Pasó toda la mañana leyendo el Diario en un rincón del jardín, tan escondido entre los, setos de tejos, que formaba un refugio perfecto. El sol era cálido y sedante el zumbido de las abejas entre las dalias, las malvas y las margaritas gigantes. En aquel ángulo apartado volvió a sentir nuevamente una profunda repugnancia ante.la idea de dar como pasto al mundo los más íntimos sentimientos de Hubert. El Diario, desde luego, no era plañidero, pero revelaba las heridas espirituales y físicas, con la viveza de un recuerdo únicamente destinado a la lectura de quien lo escribió. De vez en cuando llegaba hasta ella el rumor de los disparos; al cabo de cierto tiempo apoyó los codos sobre el seto de tejos y comenzó a mirar hacia los campos en donde estaban los cazadores.

– Ah, ¿estás ahí? – dijo una voz.

Su tía, con un sombrero de paja tan amplio que le cubría incluso los hombros, estaba abajo con dos jardineros.

– Voy a reunirme contigo, Dinny. Vosotros, Boswell y Johnson, os podéis marchar. Esta tarde examinaremos las verdolagas. – Miró hacia arriba, cubierta por el ladeado y enorme halo de su sombrero. – Es mallorquín -dijo-. ¡Protege estupendamente!

– ¡Boswell y Johnson, tía!

– Ya teníamos a Boswell, pero tu tío no paró hasta encontrar a Johnson. Los hace ir siempre juntos. ¿Tú crees en el doctor Johnson, Dinny?

– Creo que hizo demasiado uso de la palabra «Sir».

– Fleur se me ha llevado las tijeras que uso en el jardín. ¿Qué es eso, Dinny?

– El Diario de Hubert. – ¿Deprimente?

– Sí…

– Le he echado un vistazo al profesor Hallorsen. Necesita que le achiquen un poco.

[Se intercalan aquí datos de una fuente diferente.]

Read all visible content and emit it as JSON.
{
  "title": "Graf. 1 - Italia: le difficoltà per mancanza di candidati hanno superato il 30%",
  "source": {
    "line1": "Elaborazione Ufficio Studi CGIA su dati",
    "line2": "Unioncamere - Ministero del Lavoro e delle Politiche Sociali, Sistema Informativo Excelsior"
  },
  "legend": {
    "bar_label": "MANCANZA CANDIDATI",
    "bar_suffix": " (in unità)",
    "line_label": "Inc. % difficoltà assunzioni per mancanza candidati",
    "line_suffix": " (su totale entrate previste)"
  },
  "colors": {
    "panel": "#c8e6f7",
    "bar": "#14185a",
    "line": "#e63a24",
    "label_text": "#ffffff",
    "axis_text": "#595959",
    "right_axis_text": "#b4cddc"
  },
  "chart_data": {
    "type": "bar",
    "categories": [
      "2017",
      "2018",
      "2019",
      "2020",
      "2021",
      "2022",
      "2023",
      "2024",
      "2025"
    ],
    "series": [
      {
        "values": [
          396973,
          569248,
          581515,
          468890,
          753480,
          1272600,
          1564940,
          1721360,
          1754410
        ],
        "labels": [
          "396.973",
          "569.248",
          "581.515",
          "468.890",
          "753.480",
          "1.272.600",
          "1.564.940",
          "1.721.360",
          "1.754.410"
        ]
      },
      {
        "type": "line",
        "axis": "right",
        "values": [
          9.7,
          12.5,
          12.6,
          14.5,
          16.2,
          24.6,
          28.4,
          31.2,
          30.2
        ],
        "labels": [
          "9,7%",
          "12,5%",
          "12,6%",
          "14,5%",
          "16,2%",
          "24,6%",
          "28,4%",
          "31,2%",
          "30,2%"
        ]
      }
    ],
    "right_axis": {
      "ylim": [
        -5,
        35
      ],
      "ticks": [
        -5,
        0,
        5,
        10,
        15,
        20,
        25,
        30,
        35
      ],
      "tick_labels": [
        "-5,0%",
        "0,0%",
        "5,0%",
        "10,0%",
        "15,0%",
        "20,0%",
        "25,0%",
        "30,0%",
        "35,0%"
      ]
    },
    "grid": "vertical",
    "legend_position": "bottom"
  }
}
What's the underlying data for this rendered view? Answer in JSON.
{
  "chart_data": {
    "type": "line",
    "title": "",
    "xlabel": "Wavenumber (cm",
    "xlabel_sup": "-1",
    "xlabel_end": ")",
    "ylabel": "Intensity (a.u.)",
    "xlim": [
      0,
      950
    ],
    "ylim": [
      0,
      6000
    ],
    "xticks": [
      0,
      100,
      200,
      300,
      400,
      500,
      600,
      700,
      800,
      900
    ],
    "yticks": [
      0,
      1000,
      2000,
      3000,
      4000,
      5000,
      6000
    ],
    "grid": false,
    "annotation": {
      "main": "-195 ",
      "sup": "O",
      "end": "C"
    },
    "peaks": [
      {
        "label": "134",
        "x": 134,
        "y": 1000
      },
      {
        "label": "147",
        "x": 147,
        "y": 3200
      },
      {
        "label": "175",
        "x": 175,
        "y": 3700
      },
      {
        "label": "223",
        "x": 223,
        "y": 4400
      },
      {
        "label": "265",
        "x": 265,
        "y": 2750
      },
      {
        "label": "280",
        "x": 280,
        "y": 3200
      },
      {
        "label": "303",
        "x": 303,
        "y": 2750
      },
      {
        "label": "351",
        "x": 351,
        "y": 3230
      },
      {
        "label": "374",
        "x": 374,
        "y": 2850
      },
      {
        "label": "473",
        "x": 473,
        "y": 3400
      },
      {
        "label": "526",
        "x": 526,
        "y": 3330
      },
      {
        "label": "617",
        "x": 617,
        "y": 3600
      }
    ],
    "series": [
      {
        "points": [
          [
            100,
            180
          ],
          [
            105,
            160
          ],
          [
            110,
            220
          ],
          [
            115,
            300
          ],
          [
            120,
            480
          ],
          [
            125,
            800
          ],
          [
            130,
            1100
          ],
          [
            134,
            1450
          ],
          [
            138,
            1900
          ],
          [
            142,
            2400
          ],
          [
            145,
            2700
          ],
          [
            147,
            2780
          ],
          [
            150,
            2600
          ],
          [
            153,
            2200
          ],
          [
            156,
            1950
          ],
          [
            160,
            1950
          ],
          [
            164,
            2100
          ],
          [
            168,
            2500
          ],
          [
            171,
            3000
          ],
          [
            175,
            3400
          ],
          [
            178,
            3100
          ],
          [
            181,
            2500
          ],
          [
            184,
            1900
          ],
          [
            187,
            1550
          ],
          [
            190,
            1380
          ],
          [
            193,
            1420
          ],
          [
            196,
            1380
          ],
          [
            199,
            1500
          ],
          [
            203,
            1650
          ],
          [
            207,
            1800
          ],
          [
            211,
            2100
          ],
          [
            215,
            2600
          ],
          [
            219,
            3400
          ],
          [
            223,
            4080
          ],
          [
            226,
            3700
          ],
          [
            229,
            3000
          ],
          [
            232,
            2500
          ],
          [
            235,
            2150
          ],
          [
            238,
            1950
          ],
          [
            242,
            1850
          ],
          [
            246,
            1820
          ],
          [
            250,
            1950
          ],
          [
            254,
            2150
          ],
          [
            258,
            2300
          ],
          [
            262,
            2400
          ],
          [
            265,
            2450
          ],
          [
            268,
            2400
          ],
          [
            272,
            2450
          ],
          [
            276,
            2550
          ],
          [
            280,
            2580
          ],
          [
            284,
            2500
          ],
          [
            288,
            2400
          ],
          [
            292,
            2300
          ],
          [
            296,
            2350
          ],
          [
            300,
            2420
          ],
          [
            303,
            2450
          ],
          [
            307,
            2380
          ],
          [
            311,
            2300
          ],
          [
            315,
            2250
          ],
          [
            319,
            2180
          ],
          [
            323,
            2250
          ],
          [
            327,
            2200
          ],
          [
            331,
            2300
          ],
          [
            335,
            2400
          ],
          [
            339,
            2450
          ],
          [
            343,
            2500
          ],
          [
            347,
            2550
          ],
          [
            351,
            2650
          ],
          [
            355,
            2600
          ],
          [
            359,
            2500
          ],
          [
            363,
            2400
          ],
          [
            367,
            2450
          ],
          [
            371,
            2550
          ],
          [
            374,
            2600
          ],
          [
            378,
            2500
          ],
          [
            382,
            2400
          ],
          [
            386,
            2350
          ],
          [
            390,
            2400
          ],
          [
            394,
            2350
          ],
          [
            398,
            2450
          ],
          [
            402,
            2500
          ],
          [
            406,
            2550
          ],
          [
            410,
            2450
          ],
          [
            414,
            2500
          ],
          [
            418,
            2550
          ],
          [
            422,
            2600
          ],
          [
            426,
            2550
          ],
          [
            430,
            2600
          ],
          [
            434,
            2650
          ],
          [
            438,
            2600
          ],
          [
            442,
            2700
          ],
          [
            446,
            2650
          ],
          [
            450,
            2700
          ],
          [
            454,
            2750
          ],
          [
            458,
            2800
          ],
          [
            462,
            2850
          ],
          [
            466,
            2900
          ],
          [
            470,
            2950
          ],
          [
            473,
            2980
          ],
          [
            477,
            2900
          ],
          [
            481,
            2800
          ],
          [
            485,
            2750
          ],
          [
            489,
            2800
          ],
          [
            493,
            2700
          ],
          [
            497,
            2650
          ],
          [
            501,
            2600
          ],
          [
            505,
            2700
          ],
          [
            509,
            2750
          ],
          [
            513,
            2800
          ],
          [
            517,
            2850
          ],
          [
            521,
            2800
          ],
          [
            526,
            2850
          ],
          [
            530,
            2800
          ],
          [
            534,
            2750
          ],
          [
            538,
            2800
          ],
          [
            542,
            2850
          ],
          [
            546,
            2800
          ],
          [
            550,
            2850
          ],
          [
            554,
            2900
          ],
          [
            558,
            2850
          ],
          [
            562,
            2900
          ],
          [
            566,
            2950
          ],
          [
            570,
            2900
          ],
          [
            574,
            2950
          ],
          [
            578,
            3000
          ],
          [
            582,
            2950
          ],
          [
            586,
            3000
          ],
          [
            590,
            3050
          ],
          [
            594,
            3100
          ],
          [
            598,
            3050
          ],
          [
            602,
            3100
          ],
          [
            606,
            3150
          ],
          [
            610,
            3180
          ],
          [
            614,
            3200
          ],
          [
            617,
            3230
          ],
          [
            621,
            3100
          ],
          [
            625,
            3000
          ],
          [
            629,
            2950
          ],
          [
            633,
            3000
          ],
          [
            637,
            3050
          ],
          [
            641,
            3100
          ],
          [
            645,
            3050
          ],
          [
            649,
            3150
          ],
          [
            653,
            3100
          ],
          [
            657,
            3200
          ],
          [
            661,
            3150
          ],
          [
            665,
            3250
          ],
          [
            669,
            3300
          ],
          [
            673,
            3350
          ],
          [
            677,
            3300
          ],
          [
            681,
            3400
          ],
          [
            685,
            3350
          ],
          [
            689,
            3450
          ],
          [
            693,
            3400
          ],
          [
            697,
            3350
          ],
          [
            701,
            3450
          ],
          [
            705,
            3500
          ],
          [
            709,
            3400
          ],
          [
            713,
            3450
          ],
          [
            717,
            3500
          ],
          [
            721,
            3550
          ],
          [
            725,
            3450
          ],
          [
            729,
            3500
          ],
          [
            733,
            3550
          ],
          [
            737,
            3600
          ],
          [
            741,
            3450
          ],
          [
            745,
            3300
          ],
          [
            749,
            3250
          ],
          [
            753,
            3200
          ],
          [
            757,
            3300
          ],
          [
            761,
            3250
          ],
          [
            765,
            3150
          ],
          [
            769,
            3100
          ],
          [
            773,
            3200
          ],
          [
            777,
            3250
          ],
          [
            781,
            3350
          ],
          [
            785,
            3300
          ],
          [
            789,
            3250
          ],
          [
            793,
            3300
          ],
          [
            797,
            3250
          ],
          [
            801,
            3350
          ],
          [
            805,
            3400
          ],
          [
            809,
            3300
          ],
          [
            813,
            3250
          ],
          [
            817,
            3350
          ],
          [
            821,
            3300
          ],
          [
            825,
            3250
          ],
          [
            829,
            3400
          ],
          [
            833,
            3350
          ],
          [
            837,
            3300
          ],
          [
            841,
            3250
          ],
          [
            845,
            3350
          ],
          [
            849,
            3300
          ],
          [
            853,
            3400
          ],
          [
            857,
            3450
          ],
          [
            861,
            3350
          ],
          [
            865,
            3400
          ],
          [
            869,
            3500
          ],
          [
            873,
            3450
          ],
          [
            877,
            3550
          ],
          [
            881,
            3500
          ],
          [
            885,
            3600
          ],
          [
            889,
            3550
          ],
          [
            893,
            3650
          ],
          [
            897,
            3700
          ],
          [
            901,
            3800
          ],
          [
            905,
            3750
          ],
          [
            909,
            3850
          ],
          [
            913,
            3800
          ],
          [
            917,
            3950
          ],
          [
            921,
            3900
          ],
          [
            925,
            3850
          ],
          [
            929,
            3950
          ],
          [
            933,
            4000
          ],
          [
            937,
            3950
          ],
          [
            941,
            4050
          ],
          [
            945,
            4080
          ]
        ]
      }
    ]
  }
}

– Comenzando por su desfachatez, tía Em.

– Espero que matarán unas cuantas liebres – dijo lady Mont -. Es muy agradable tener en casa sopa de liebre. Wilmet y Henrietta Bentworth están de acuerdo en quedarse cada una conforme con su propia opinión.

– ¿A propósito de qué?

– Bueno, no me he molestado en escucharlo, pero creo que sobre el P. M., ¿o bien era sobre las verdolagas? Discuten por cualquier cosa. Hen ha frecuentado siempre la Corte, ¿sabes?

– ¿Es una mujer fatal?

– Es una mujer muy agradable. La quiero, pero charla demasiado. ¿Qué vas a hacer con ese Diario?

– Quiero enseñárselo a Michael y pedirle consejo.

– No sigas sus consejos – repuso lady Mont -. Es un buen muchacho, pero no le hagas caso. Conoce a una cantidad de gente extraña, tales como editores y otros por el estilo.

– Precisamente por eso quiero pedírselo.

– Pídeselo a Fleur: ella tiene cabeza. ¿Tenéis estas dalias en Condaford? ¿Sabes, Dinny?, me parece que Adrián se está volviendo chiflado.

.- ¡Tía Em!

– Siempre está pensando en las musarañas y no creo que tenga un solo punto del cuerpo en donde haya carne suficiente para clavarle la punta de un alfiler. Desde luego no debería decírtelo, pero pienso que tendría que casarse con ella.

– Yo también lo creo así, tía.

– Bueno, pues no quiere hacerlo. -- Quizás es ella quien no quiere.

– Ninguno de los dos. De modo que no sé cómo se puede arreglar eso. Ella ya tiene cuarenta años.

– ¿Cuántos tiene tío Adrián?

– Es el más joven, exceptuando a Lionel. Yo tengo cincuenta y nueve – dijo lady Mont con firmeza -. Yo sé que tengo cincuenta y nueve, y tu padre tiene sesenta. Tu abuela no puso mucho tiempo por medio en aquella época. Nacimos uno tras otro. ¿Qué piensas «tú» sobre eso de tener hijos? Dinny contestó:

– Me parece una cosa buena, si se tienen con moderación. – Fleur va a tener otro en marzo. Es un mal mes…, ¡la muy descuidada! ¿Cuándo piensas casarte, Dinny? -Cuando mis esperanzas juveniles queden cumplidas; antes, no.

– Eso es muy prudente. Pero no debes casarte con un americano.

Dinny se sonrojó, sonrió ligeramente y preguntó – ¿Por qué había de casarme con un americano?